ADSeismic is a software package for solving seismic inversion problems, such as velocity model estimation, rupture imaging, earthquake location, and source time function retrieval. The governing equation for the acoustic wave equation is

$\frac{\partial^2 u}{\partial t^2} = \nabla\cdot(c^2 \nabla u) + f$

where $u$ is displacement, $f$ is the source term, and $c$ is the spatially varying acoustic velocity. The inversion parameters of interest are $c$ or $f$. The governing equation for the elastic wave equation is

\begin{aligned} \rho \frac{\partial v_i}{\partial t} &= \sigma_{ij, j} + \rho f_i \\ \frac{\partial \sigma_{ij}}{\partial t} &= \lambda v_{k,k} + \mu(v_{i,j} + v_{j,i}) \end{aligned}

where $v$ is velocity, $\sigma$ is stress tensor, $\rho$ is density, and $\lambda$ and $\mu$ are the Lam\'e's constants. The inversion parameters in the elastic wave equation case are $\lambda$, $\mu$, $\rho$ or $f$.

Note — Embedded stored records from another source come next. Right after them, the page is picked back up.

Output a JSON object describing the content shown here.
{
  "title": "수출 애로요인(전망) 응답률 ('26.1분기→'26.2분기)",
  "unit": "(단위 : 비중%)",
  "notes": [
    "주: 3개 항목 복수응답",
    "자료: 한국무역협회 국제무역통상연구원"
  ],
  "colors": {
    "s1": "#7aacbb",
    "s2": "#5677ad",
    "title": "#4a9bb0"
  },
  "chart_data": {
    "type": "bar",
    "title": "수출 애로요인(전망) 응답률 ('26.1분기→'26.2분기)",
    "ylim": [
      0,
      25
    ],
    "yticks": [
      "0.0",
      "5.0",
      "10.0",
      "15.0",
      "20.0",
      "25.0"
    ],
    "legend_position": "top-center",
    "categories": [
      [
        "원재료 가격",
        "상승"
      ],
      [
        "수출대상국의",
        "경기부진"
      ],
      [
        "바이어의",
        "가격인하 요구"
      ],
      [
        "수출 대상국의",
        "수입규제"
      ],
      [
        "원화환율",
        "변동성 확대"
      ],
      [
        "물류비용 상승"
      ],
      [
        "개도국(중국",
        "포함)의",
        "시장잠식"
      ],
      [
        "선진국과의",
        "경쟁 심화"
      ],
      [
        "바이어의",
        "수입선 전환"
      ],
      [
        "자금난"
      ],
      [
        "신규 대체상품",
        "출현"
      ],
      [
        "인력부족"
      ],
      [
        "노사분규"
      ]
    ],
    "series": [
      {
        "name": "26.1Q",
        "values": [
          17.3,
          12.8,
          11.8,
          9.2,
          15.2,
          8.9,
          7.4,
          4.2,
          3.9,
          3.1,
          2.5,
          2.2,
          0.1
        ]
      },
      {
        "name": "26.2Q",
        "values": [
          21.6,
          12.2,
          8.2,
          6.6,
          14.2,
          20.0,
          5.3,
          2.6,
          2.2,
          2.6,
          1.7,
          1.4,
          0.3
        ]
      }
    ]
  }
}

The idea is to substitute the unknowns such as the $c$ and $f$ using mutable tensors (with the Variable keyword) and implement the finite difference method. The implementation detail is beyond the scope of this tutorial. Basically, when explicit schemes are used, the finite difference scheme can be expressed by a computational graph as follows, where $U$ is the discretization of $u$, $A(\theta)$ is the fintie difference coefficient matrix and $\theta$ is the unknown (in this case, the entries in the coefficient matrix depends on $\theta$ ). The loss function is formulated by matching the predicted wavefield $U_i$ and the observed wavefield $U_i^{\mathrm{obs}}$.

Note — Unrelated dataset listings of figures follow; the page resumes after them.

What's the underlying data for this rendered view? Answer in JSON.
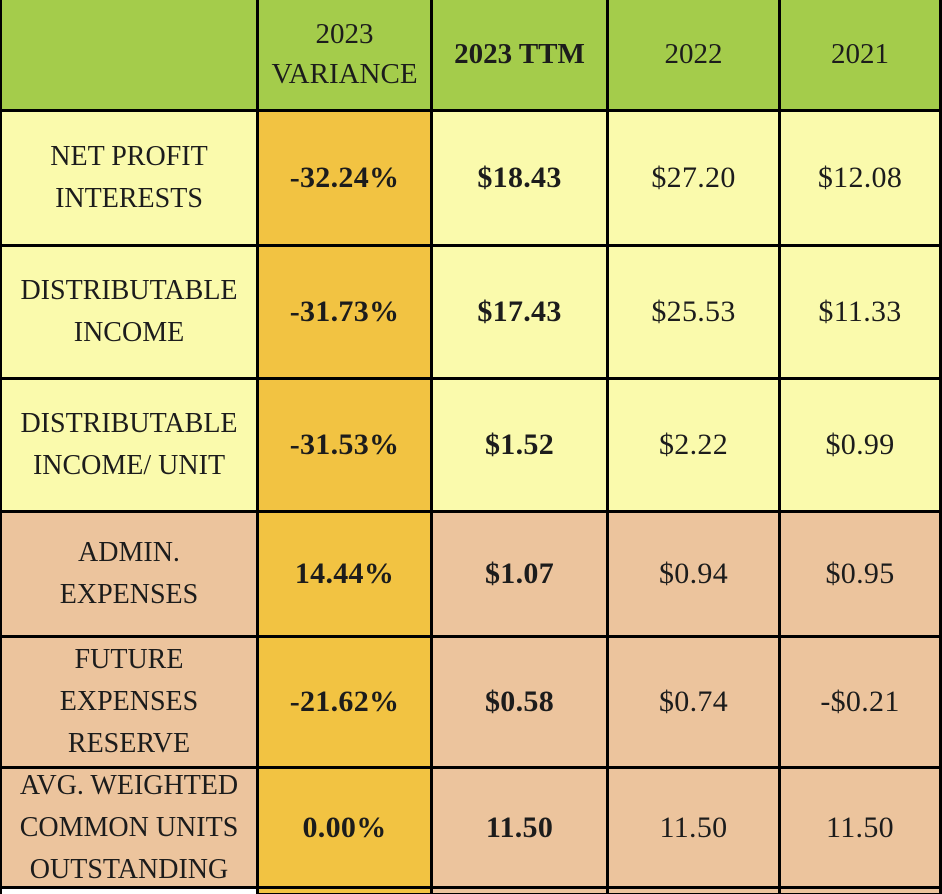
{
  "colors": {
    "header-green": "#A4CC4B",
    "gold": "#F2C342",
    "pale-yellow": "#FAFAAC",
    "peach": "#ECC49D",
    "border-black": "#000000",
    "sliver-white": "#FFFFFF",
    "text": "#1c1c1c"
  },
  "header": {
    "cols": [
      "",
      "2023 VARIANCE",
      "2023 TTM",
      "2022",
      "2021"
    ]
  },
  "rows": [
    {
      "label": "NET PROFIT INTERESTS",
      "variance": "-32.24%",
      "ttm": "$18.43",
      "y2022": "$27.20",
      "y2021": "$12.08"
    },
    {
      "label": "DISTRIBUTABLE INCOME",
      "variance": "-31.73%",
      "ttm": "$17.43",
      "y2022": "$25.53",
      "y2021": "$11.33"
    },
    {
      "label": "DISTRIBUTABLE INCOME/ UNIT",
      "variance": "-31.53%",
      "ttm": "$1.52",
      "y2022": "$2.22",
      "y2021": "$0.99"
    },
    {
      "label": "ADMIN. EXPENSES",
      "variance": "14.44%",
      "ttm": "$1.07",
      "y2022": "$0.94",
      "y2021": "$0.95"
    },
    {
      "label": "FUTURE EXPENSES RESERVE",
      "variance": "-21.62%",
      "ttm": "$0.58",
      "y2022": "$0.74",
      "y2021": "-$0.21"
    },
    {
      "label": "AVG. WEIGHTED COMMON UNITS OUTSTANDING",
      "variance": "0.00%",
      "ttm": "11.50",
      "y2022": "11.50",
      "y2021": "11.50"
    }
  ],
  "chart_data": {
    "type": "table",
    "title": "",
    "columns": [
      "",
      "2023 VARIANCE",
      "2023 TTM",
      "2022",
      "2021"
    ],
    "rows": [
      [
        "NET PROFIT INTERESTS",
        "-32.24%",
        "$18.43",
        "$27.20",
        "$12.08"
      ],
      [
        "DISTRIBUTABLE INCOME",
        "-31.73%",
        "$17.43",
        "$25.53",
        "$11.33"
      ],
      [
        "DISTRIBUTABLE INCOME/ UNIT",
        "-31.53%",
        "$1.52",
        "$2.22",
        "$0.99"
      ],
      [
        "ADMIN. EXPENSES",
        "14.44%",
        "$1.07",
        "$0.94",
        "$0.95"
      ],
      [
        "FUTURE EXPENSES RESERVE",
        "-21.62%",
        "$0.58",
        "$0.74",
        "-$0.21"
      ],
      [
        "AVG. WEIGHTED COMMON UNITS OUTSTANDING",
        "0.00%",
        "11.50",
        "11.50",
        "11.50"
      ]
    ],
    "numeric_values": {
      "variance_pct": [
        -32.24,
        -31.73,
        -31.53,
        14.44,
        -21.62,
        0.0
      ],
      "ttm_2023": [
        18.43,
        17.43,
        1.52,
        1.07,
        0.58,
        11.5
      ],
      "y2022": [
        27.2,
        25.53,
        2.22,
        0.94,
        0.74,
        11.5
      ],
      "y2021": [
        12.08,
        11.33,
        0.99,
        0.95,
        -0.21,
        11.5
      ]
    },
    "layout_hints": {
      "grid": true,
      "header_fill": "#A4CC4B",
      "income_rows_fill": "#FAFAAC",
      "expense_rows_fill": "#ECC49D",
      "variance_column_fill": "#F2C342",
      "bold_columns": [
        "2023 VARIANCE",
        "2023 TTM"
      ]
    }
  }
}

The unknown $\theta$ is sought by solving a minimization problem using L-BFGS-B, using gradients computed in AD. Besides the simplification of implementation, a direct benefit of implementing the numerical in ADCME is that we can leverage multi-GPU computing resources. We distribute the loss function for each scenario (in practice, we can collect many $\{U_i^{\mathbf{obs}}\}$ corresponding to different source functions $f$) onto different GPUs and compute the gradients separately. Using this strategy, we can achieve more than 20 times and 60 times acceleration for acoustic and elastic wave equations respectively.

Here we show a case in locating the centroid of an earthquake. The red star denotes the location where the earthquake happens and the triangles denote the seismic stations. The subsurface constitutes layers of different properties (the values of $c$ are different), affecting the propagation of the seismic waves.

Source/Receiver LocationForward Simulation

By running the optimization problem by specifying the earthquake location as Variable [delta], we can locate the centroid of an earthquake. The result is amazingly good. It is worth noting that it requires substantial effort to implement the traditional adjoint-state solver for this problem (e.g., it takes time to manually deriving and implementing the gradients). However, in view of ADCME, the inversion functionality is merely a by-product of the forward simulation codes, which can be reused in many other inversion problems.

• deltaMathematically, $f(t, \mathbf{x})$ is a Delta function in $\mathbf{x}$; to make the inversion problem continuous, we use $f_{\theta}(t, \mathbf{x}) = g(t) \frac{1}{2\pi\sigma^2}\exp(-\frac{\|\mathbf{x}-\theta\|^2}{2\sigma^2})$ to approximate $f(t, \mathbf{x})$; here $\theta\in\mathbb{R}^2$ and $g(t)$ are unknown.